所有権の登記名義人について相続が開始した事実
2. 自らがその相続人であること
3.申告する場所
申告の手続きは、被相続人名義の不動産所在地を管轄する法務局です。複数の不動産の相続人となっている場合、それぞれの法務局にて登記手続きをしなければなりません。まとめて1つの法務局で手続きできないため注意しましょう。
4.申告期限
申告期限は相続登記の期限と同じ、相続によって不動産の所有権を取得した事実を知った日から3年以内。
(ア) 相続によって不動産の所有権を取得した事実を知った日から3年以内
(イ) 遺産分割協議が成立した日から3年以内
施行開始日である令和6年4月1日以前に発生した相続に関しても、相続登記の義務が発生します。申告期限を守らず相続登記も行わなければ、義務を果たさなかったとして10万円以下の過料が科せられます。
5.必要書類
l 亡くなった方(登記名義人)の除籍謄本
l 申告する相続人本人の戸籍謄本
l 申告する相続人本人の住民票
相続登記では、亡くなった方の生まれてから亡くなるまでの戸籍がすべて必要ですが、相続人申告登記では不要です。
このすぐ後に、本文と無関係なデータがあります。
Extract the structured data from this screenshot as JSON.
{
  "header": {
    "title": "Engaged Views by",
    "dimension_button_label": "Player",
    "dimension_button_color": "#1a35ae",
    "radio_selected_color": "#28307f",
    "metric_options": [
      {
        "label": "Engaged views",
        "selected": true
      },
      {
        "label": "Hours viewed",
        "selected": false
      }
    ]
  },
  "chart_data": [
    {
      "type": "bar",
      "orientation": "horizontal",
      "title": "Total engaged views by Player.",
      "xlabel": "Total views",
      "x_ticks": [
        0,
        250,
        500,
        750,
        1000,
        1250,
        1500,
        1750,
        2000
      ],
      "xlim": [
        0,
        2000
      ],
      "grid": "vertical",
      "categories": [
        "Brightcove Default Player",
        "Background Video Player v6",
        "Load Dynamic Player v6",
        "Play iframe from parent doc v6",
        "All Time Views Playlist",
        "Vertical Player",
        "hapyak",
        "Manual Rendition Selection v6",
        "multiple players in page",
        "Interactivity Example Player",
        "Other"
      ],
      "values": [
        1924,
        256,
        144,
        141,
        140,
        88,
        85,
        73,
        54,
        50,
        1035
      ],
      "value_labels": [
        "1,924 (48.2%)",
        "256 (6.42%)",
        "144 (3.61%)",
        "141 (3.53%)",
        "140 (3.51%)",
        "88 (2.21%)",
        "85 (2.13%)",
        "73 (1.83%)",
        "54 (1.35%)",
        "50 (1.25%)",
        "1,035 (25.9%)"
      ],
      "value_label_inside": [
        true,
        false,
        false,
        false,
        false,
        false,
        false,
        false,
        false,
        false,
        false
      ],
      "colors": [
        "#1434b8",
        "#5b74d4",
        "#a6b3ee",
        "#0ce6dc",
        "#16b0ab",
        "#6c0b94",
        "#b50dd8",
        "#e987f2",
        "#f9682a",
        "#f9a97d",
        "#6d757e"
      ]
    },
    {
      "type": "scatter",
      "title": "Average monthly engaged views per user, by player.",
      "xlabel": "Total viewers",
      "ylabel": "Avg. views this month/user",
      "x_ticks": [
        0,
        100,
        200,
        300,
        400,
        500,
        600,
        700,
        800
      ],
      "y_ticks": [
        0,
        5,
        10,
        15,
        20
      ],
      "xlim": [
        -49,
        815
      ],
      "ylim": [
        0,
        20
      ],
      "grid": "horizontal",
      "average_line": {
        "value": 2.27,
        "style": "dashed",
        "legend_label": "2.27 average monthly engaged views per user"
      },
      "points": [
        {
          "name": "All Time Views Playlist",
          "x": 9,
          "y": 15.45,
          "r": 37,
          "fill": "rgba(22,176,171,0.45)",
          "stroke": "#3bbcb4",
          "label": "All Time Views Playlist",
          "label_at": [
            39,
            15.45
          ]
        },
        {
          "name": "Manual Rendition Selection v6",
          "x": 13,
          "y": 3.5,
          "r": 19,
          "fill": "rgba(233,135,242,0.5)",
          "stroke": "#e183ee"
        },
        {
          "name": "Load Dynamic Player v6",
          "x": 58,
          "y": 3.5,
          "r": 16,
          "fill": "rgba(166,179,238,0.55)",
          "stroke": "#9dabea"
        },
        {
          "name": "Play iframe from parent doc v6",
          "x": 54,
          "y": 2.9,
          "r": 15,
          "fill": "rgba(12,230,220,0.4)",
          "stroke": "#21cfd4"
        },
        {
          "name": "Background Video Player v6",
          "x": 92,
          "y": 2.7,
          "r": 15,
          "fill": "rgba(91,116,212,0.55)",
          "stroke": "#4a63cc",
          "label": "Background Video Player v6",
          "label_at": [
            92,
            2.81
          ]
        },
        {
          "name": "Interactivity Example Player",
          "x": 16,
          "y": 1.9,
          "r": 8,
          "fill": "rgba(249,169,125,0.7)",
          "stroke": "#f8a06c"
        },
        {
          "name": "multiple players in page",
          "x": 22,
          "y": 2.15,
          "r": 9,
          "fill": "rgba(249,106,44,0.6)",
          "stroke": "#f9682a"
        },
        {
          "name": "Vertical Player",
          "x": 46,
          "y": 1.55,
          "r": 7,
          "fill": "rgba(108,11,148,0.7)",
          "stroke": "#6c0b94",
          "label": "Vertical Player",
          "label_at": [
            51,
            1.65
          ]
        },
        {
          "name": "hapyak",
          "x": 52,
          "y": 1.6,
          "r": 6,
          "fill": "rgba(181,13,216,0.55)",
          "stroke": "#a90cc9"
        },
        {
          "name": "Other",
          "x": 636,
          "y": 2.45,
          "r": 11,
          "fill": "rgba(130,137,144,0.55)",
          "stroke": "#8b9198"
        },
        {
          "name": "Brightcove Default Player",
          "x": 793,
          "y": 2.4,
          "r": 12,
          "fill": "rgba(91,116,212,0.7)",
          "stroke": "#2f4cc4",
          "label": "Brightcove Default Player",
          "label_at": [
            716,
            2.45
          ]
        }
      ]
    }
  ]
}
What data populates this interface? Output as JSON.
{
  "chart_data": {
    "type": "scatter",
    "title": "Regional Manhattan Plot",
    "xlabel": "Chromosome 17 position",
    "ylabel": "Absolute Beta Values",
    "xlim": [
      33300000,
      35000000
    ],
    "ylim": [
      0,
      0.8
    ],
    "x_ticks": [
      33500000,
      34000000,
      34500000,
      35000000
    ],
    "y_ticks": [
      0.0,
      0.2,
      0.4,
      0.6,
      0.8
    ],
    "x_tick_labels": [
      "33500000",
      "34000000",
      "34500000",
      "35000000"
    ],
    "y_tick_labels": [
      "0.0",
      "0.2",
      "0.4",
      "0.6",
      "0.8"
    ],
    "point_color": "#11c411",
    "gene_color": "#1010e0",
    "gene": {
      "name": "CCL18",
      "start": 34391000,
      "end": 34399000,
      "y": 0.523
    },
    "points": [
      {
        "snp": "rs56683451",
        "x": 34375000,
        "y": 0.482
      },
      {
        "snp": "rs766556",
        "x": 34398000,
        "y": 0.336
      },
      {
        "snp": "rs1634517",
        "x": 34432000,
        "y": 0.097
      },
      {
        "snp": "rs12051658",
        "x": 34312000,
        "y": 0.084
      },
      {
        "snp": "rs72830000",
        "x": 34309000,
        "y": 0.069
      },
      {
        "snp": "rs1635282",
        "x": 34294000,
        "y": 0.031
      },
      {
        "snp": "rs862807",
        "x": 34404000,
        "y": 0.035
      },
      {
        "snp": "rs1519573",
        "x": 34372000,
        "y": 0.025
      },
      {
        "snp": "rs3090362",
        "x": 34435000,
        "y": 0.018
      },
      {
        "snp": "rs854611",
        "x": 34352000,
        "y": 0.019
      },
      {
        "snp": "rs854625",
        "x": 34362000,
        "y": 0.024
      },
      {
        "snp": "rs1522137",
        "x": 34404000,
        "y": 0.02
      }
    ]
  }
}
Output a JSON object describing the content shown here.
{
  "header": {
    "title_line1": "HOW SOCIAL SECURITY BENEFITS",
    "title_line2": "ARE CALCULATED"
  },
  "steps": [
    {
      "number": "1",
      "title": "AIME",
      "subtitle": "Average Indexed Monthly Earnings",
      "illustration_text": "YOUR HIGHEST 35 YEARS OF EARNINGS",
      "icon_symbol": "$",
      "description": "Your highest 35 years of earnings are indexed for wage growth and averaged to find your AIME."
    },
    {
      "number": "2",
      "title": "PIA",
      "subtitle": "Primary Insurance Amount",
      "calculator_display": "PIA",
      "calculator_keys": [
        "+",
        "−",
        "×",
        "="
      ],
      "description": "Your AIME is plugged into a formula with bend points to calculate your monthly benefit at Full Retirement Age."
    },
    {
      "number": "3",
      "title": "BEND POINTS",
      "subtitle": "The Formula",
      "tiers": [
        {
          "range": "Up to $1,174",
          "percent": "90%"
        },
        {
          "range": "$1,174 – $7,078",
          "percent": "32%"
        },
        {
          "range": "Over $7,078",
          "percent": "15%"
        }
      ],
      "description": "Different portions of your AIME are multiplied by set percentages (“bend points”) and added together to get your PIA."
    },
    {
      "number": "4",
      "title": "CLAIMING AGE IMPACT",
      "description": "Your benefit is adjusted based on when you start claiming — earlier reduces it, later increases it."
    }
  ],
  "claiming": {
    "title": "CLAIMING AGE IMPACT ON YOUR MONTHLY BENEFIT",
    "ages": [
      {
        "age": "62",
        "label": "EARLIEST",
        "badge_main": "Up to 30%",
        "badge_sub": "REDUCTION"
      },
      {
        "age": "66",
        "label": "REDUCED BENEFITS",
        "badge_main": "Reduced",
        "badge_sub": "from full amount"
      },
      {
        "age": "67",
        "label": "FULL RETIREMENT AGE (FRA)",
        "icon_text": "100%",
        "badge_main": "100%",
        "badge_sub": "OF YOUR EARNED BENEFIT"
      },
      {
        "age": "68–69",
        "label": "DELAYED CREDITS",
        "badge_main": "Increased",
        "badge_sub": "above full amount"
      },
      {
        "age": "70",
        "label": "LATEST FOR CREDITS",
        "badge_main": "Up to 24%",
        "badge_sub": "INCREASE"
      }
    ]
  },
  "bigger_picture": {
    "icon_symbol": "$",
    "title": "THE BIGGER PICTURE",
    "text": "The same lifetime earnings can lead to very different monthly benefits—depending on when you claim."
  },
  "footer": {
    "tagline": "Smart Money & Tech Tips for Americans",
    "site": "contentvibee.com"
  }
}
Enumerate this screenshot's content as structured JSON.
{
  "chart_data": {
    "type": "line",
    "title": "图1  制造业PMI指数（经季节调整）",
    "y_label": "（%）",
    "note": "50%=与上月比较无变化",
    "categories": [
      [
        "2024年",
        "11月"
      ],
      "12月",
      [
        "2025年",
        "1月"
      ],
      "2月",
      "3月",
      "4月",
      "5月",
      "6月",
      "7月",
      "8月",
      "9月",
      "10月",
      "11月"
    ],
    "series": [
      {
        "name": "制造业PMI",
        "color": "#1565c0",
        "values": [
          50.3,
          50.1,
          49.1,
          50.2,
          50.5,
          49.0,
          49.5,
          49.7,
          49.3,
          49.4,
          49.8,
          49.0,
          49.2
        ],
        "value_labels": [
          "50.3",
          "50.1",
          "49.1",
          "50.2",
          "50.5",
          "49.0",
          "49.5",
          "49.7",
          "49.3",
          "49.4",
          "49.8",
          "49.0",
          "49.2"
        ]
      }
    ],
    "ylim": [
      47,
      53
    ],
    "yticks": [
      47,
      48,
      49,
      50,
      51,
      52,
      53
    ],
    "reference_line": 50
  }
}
※登記すること自体に費用は発生しません。必要書類の取得費用などがかかることが考えられる。
相続人申告登記を行う際の注意点
登記簿に住所氏名が掲載されることから以下のことが考えられる。
l 固定資産税を請求される可能性がある
l 国や行政から不動産に対する対応を迫られる可能性がある
l 不動産業者などから営業を受ける恐れがある
あくまでも相続登記履行のための登記なので、当然、相続人申告登記をすれば相続登記しなくてもよいわけではなく、いずれ相続人全員で正式な相続登記を申請する必要があります。